3. You’ll need to monitor your nutrient intake closely

Even past the initial post-surgery period, many women have nutritional deficiencies that can be problematic during pregnancy. A study in the April 2006 issue of the American Journal of Medical Science found that the most common nutritional complications associated with bariatric surgery are deficiencies in B12, iron, calcium, and vitamin D. In some cases, post-surgery patients can experience protein-calorie malnutrition and fat malabsorption. After surgery, many women eat as few as 500 calories a day and often have to take extra vitamins to compensate for the ways in which their bodies no longer metabolize nutrients.

It may be extra difficult to get the nutrients you need during pregnancy because of nausea — a common post-surgery complication that morning sickness can exacerbate. If nausea has killed your appetite or you can’t keep food down, talk to your healthcare provider about antinausea drugs that you can safely take during pregnancy.

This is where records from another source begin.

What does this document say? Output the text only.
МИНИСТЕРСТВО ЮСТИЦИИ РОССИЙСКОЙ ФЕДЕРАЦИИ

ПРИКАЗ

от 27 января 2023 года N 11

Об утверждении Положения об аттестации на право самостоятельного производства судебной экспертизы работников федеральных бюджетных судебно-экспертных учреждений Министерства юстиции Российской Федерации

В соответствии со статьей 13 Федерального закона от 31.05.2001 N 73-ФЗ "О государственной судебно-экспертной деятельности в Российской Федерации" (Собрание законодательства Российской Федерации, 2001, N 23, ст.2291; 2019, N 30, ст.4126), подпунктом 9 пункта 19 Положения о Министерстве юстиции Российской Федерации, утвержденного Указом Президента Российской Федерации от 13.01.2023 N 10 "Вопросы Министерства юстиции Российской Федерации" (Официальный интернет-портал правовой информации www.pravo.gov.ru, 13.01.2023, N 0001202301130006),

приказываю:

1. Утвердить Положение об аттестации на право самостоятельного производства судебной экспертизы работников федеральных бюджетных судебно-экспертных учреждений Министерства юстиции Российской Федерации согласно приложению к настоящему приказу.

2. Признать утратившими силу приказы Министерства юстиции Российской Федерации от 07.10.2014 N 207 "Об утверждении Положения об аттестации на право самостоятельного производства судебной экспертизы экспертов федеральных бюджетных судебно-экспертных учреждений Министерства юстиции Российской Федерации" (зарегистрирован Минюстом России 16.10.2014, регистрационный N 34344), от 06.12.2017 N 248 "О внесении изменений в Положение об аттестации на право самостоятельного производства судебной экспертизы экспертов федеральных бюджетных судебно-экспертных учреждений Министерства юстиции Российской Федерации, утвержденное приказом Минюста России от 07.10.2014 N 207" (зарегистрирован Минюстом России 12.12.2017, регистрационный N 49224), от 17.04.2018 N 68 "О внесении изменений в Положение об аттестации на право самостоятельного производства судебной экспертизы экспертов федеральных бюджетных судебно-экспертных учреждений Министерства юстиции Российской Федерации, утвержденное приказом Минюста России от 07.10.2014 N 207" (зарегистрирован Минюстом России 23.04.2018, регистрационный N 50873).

To make sure you and your baby are getting enough nutrients, see a nutritionist who’s knowledgeable about weight-loss surgery. You can find a nutritionist (also called a dietitian) on the American Dietetic Association website — just click on Find a Nutrition Professional. Tell her what kind of surgery you had, how much weight you’ve gained during pregnancy so far, and your nutritional likes or dislikes. She may recommend that you eat several small meals throughout the day, which improves nutrient absorption.

You should also have your provider check your vitamin levels regularly. She may suggest that you take additional vitamin supplements.